The Bookworm: In Defense of Food
In Defense of Food: An Eater’s Manifesto by Michael Pollan. 256 pages. Penguin Books. 2008.
But if food and eating stand in need of a defense, from whom, or what, do they need defending? From nutrition science on one side and from the food industry on the other — and from the needless complications around eating that together they have fostered. As eaters we find ourselves increasingly in the grip of a Nutritional Industrial Complex — comprised of well-meaning, if error-prone, scientists and food marketers only too eager to exploit every shift in the nutritional consensus.
I’m in the middle of the second revision of the personal essay I’ve tentatively titled “Directions.” The title won’t stand. I’m hoping to find a well-crafted turn of words in the text I can use as a real title. I have a habit of using one-word titles, which I want to break.
Anyway, I decided to take the night off because I’ve been working well, and because I finished In Defense of Food: An Eater’s Manifesto last night.
I heard about In Defense while listening to NPR. Here’s a tip: if you want to broaden your reading spectrum I recommend listening to NPR. Michael Pollan was discussing healthy eating on “Talk of the Nation,” and his opinions, advice, and knowledge of food and cooking impressed me. Later that day I added In Defense to my Amazon wish list so I wouldn’t forget about it. I bought it from Prairie Lights online a couple weeks ago. (It came packaged with Truck and the next book in my reading queue. Picture me waving my middle fingers at Amazon. Wooo hooo! Long live independent book stores!)
This is Pollan’s second book about eating and food. His first, The Omnivore’s Dilemma, is now on my Amazon wish list, and I’ll write more about that book after I’ve read it. However, if you can’t wait until then — because who knows when a cheapskate like me will get the balls to buy it — I suggest you get your own copy. Trust me: if it’s anything like In Defense it will be well-written and thought provoking. In other words, damn good.
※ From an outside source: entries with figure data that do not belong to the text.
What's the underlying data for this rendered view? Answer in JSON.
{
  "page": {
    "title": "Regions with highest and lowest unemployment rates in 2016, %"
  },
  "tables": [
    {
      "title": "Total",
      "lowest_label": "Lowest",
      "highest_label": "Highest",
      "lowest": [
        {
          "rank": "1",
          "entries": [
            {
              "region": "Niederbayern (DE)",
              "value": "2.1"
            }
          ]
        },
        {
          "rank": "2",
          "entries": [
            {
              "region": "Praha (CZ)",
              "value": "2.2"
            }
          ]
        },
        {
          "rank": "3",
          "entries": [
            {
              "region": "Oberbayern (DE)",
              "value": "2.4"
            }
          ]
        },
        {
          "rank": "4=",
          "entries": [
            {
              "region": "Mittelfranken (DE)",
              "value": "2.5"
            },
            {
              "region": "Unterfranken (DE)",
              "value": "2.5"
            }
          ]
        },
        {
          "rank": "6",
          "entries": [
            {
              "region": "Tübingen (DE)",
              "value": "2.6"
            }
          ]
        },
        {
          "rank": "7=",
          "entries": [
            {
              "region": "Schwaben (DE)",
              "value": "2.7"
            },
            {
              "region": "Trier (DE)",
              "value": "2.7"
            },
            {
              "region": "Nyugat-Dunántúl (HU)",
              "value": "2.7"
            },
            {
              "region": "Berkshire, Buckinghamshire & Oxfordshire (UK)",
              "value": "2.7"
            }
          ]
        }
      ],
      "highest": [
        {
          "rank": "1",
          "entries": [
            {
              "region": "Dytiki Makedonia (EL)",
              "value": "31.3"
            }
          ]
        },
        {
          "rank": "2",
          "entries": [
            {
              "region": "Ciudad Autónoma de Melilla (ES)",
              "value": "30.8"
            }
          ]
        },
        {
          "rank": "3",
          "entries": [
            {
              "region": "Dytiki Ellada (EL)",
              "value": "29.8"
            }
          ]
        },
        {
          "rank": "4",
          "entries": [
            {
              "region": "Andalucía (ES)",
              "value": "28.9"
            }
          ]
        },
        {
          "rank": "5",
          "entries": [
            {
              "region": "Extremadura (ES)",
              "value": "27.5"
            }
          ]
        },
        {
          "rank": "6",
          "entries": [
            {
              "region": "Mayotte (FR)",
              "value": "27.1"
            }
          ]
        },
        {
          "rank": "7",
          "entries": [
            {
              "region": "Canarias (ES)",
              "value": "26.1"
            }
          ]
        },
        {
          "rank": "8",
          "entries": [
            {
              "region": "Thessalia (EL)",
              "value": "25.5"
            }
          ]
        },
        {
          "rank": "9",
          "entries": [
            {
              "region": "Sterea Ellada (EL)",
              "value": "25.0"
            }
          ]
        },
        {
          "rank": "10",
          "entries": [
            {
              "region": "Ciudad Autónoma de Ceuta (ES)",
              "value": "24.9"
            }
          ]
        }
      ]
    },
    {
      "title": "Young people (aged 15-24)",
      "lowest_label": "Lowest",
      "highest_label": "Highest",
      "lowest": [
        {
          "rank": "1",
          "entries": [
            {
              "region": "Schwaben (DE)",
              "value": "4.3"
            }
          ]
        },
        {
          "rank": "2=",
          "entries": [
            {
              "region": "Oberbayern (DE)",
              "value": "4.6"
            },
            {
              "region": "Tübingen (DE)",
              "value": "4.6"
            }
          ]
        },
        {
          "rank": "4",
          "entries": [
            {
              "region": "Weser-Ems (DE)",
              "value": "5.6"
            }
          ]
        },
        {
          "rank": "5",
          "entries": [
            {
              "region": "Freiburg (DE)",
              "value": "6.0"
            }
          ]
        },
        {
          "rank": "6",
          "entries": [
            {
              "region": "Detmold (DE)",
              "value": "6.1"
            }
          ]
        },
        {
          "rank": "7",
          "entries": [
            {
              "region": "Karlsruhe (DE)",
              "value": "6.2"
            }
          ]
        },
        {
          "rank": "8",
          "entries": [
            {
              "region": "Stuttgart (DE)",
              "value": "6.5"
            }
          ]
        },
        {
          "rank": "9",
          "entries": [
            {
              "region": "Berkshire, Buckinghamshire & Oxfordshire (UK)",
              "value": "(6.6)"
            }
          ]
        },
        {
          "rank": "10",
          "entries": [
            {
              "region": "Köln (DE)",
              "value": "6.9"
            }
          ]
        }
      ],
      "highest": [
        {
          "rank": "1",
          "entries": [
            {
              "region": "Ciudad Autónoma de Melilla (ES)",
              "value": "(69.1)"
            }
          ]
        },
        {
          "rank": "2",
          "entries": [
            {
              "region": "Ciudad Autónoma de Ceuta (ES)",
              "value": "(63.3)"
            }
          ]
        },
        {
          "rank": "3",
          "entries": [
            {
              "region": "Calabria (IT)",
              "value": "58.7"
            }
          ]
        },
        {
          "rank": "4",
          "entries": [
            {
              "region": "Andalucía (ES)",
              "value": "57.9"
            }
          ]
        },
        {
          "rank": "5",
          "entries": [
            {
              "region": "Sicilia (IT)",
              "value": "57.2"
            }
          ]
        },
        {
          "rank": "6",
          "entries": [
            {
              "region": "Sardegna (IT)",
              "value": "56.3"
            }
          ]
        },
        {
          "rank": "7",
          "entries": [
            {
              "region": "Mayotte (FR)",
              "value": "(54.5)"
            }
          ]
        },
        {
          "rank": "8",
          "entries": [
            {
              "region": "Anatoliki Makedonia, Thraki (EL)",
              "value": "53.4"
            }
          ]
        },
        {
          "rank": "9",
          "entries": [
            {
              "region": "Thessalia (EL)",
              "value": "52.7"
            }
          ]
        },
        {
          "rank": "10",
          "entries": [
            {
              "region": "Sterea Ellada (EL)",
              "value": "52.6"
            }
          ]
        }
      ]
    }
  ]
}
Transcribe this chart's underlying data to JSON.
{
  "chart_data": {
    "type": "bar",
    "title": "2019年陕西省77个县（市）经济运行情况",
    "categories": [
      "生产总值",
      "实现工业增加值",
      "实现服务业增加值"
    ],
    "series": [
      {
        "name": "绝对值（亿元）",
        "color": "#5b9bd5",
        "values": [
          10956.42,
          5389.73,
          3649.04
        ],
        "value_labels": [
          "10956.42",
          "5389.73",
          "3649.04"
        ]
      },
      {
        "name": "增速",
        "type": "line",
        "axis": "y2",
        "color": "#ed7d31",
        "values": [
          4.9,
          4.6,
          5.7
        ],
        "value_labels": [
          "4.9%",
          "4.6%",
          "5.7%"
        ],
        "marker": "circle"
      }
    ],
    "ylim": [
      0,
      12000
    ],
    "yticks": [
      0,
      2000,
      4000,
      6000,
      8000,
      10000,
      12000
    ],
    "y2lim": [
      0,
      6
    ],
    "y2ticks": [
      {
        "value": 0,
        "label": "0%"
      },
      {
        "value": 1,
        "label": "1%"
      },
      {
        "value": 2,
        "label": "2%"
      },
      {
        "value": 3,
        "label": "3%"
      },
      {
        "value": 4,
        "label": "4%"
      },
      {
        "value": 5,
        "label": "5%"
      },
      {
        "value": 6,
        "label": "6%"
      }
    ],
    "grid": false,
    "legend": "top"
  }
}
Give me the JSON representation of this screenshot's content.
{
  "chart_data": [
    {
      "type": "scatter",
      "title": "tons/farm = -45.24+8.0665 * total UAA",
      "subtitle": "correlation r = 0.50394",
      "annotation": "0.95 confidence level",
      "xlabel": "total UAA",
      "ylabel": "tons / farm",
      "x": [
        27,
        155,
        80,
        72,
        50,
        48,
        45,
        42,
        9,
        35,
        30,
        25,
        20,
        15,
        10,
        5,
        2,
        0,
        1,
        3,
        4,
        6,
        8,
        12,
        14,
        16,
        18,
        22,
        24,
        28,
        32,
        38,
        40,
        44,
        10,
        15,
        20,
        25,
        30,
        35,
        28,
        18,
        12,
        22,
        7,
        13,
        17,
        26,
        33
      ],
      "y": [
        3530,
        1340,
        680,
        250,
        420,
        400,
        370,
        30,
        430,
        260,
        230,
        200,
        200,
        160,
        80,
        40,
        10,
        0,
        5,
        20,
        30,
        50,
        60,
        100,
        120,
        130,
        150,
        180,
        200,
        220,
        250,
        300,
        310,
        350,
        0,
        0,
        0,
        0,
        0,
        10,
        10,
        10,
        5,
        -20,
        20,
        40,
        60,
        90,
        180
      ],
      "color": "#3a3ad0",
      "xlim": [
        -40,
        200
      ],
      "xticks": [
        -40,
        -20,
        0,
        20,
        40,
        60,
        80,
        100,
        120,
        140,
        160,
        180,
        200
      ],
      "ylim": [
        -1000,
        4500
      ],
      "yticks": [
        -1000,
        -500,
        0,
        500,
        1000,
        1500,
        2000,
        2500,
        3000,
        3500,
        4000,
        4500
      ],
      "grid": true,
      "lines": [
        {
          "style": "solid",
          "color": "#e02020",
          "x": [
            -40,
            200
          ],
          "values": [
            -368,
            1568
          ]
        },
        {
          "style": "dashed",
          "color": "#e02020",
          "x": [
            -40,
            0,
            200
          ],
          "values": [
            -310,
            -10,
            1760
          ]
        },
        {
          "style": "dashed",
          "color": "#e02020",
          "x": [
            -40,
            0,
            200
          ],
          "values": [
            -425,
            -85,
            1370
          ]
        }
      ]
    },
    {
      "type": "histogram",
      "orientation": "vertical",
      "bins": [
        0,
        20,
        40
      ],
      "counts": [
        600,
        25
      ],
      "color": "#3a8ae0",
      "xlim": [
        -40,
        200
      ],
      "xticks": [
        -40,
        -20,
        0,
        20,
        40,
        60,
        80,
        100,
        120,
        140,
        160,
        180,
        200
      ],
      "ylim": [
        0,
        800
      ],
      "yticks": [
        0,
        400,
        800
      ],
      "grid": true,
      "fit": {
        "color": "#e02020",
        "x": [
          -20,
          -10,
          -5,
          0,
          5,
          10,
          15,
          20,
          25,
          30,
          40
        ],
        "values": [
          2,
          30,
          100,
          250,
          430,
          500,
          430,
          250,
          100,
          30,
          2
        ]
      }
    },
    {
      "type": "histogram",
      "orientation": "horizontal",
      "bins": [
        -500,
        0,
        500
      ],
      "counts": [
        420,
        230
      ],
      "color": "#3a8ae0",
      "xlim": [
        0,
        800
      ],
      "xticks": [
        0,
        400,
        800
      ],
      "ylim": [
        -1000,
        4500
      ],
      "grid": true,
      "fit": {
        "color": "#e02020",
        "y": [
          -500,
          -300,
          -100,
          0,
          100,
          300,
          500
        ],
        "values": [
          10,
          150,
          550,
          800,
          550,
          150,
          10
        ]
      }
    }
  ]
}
“Eat food. Not too much. Mostly plants.” That’s the simple thesis at the nucleus of Pollan’s defense of food and case against the rampant industrialization of sustenance. Dividing the book into three sections, Pollan uses the first two to give an overview of the western diet and the diseases it causes (known as the “western diseases”), nutritionism (the predominant modern thinking that regards food as a combination of nutrients that can be broken down and isolated), the history of processed food (from white flour to Go-Gurt Portable Yogurt Tubes), and over a century of bad, inconclusive, and contradictory science (just about all of it based on nutritionism). In the last section he expands on his thesis by offering a dozen or so suggestions related to each recommendation — algorithms for eating, as he puts it.
(Here’s an odd coincidence: while writing this I’m listening to A Tribe Called Quest’s album “People’s Instinctive Travels and the Paths of Rhythm.” The 12th song, “Ham ‘n’ Eggs” just played.)
In Defense is caulk full of insightful facts and sensible advice. I just about bracketed every sentence and paragraph, highlighting it as interesting. Frankly, most of his suggestions and conclusions are obvious — at least to those of us who are vegetarians or grew up in families who cooked and sat together at the dinner table to eat — but it’s sad to think people are confused to the point where they don’t know what to eat or how to be healthy. It’s only been in the past 50 or 60 years that Americans have abandoned traditional (real) food and eating habits to the point where it’s killing them by the thousands each year. Even though Pollan suggests eating meat as a side is not detrimental (studies have shown it doesn’t do much harm in small portions, but the quality of meat is still a factor), In Defense reinforced my vegetarianism and the vigilance I’ve adopted when shopping for food. Having read this book I will never eat the same way, and I hope it changes others, too. When I’m in IC next month I plan to buy another copy and give it to my parents.
New words I learned: Yes — words. I’ve employed the circling technique to highlight words I don’t know so I can easily locate them while writing these posts. Despite how complex and scientific the subject matter of In Defense is, the language is understandable and well-crafted; like a good journalist, Pollan does an excellent job of explanation. However, there were two words I didn’t know. Symbiosis: “interaction between two different organisms living in close physical association, typically to the advantage of both.” Perforce: “used to express necessity or inevitability.” (Definitions courtesy of my MacBook dictionary.) There. That was much easier and more educational than the old way.